The B3LYP/6-31G (d) method of density functional theory (DFT) was used to study molecular geometry, electronic structure, infrared spectrum (IR) and thermodynamic properties. The heat of formation (HOF) and calculated density were estimated to evaluate the detonation properties using Kamlet-Jacobs equations. Thermal stability of 3,5,7,10,12,14,15,16-octanitro- 3,5,7,10,12,14,15,16-octaaza-heptacyclo[7.5.1.1(2,8).0(1,11).0(2,6).0(4,13).0(6,11)]hexadecane (cage-tetranitrotetraazabicyclooctane) was investigated by calculating the bond dissociation energy (BDE) at unrestricted B3LYP/6-31G (d) level. The calculated results show that the N-NO2 bond is a trigger bond during thermolysis initiation process. The crystal structure obtained by molecular mechanics (MM) methods belongs to Pna2(1) space group, with cell parameters a=12.840 Å, b=9.129 Å, c=14.346 Å, Z=6 and ρ=2.292 g·cm(-3). Both the detonation velocity of 9.96 km·s(-1) and the detonation pressure of 47.47 GPa are better than those of CL-20. According to the quantitative standard of energetics and stability, as a high energy density compound (HEDC), cage-tetranitrotetraazabicyclooctane essentially satisfies this requirement.

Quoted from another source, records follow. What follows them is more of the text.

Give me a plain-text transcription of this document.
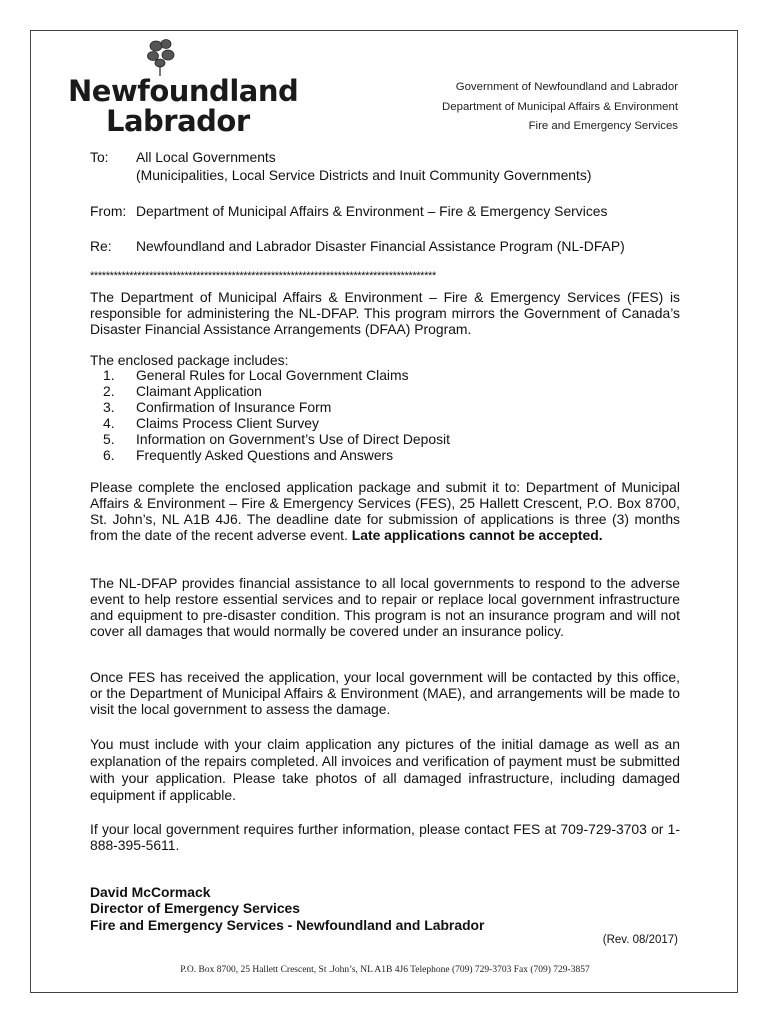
Newfoundland
Labrador
Government of Newfoundland and Labrador
Department of Municipal Affairs & Environment
Fire and Emergency Services
To: All Local Governments
(Municipalities, Local Service Districts and Inuit Community Governments)
From: Department of Municipal Affairs & Environment – Fire & Emergency Services
Re: Newfoundland and Labrador Disaster Financial Assistance Program (NL-DFAP)
****************************************************************************************
The Department of Municipal Affairs & Environment – Fire & Emergency Services (FES) is responsible for administering the NL-DFAP. This program mirrors the Government of Canada’s Disaster Financial Assistance Arrangements (DFAA) Program.
The enclosed package includes:
1.	General Rules for Local Government Claims
2.	Claimant Application
3.	Confirmation of Insurance Form
4.	Claims Process Client Survey
5.	Information on Government’s Use of Direct Deposit
6.	Frequently Asked Questions and Answers
Please complete the enclosed application package and submit it to: Department of Municipal Affairs & Environment – Fire & Emergency Services (FES), 25 Hallett Crescent, P.O. Box 8700, St. John’s, NL A1B 4J6. The deadline date for submission of applications is three (3) months from the date of the recent adverse event. Late applications cannot be accepted.
The NL-DFAP provides financial assistance to all local governments to respond to the adverse event to help restore essential services and to repair or replace local government infrastructure and equipment to pre-disaster condition. This program is not an insurance program and will not cover all damages that would normally be covered under an insurance policy.
Once FES has received the application, your local government will be contacted by this office, or the Department of Municipal Affairs & Environment (MAE), and arrangements will be made to visit the local government to assess the damage.
You must include with your claim application any pictures of the initial damage as well as an explanation of the repairs completed. All invoices and verification of payment must be submitted with your application. Please take photos of all damaged infrastructure, including damaged equipment if applicable.
If your local government requires further information, please contact FES at 709-729-3703 or 1-888-395-5611.
David McCormack
Director of Emergency Services
Fire and Emergency Services - Newfoundland and Labrador
(Rev. 08/2017)
P.O. Box 8700, 25 Hallett Crescent, St .John’s, NL A1B 4J6 Telephone (709) 729-3703 Fax (709) 729-3857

采用密度泛函理论(DFT)中的 B3LYP/6-31G(d)方法研究了分子几何形状、电子结构、红外光谱(IR)和热力学性质。通过 Kamlet-Jacobs 方程估算生成热(HOF)和计算密度来评估爆轰性能。采用 unrestricted B3LYP/6-31G(d)水平计算键离解能(BDE),研究了 3,5,7,10,12,14,15,16-八硝基-3,5,7,10,12,14,15,16-八氮杂双环[7.5.1.1(2,8).0(1,11).0(2,6).0(4,13).0(6,11)]十六烷(笼式四硝四氮杂双环辛烷)的热稳定性。计算结果表明,N-NO2 键是热解引发过程中的触发键。通过分子力学(MM)方法得到的晶体结构属于 Pna2(1)空间群,晶胞参数为 a=12.840 Å, b=9.129 Å, c=14.346 Å, Z=6 和 ρ=2.292 g·cm(-3)。爆轰速度为 9.96 km·s(-1),爆轰压力为 47.47 GPa,均优于 CL-20。根据能量学和稳定性的定量标准,作为一种高能密度化合物(HEDC),笼式四硝四氮杂双环辛烷基本上满足这一要求。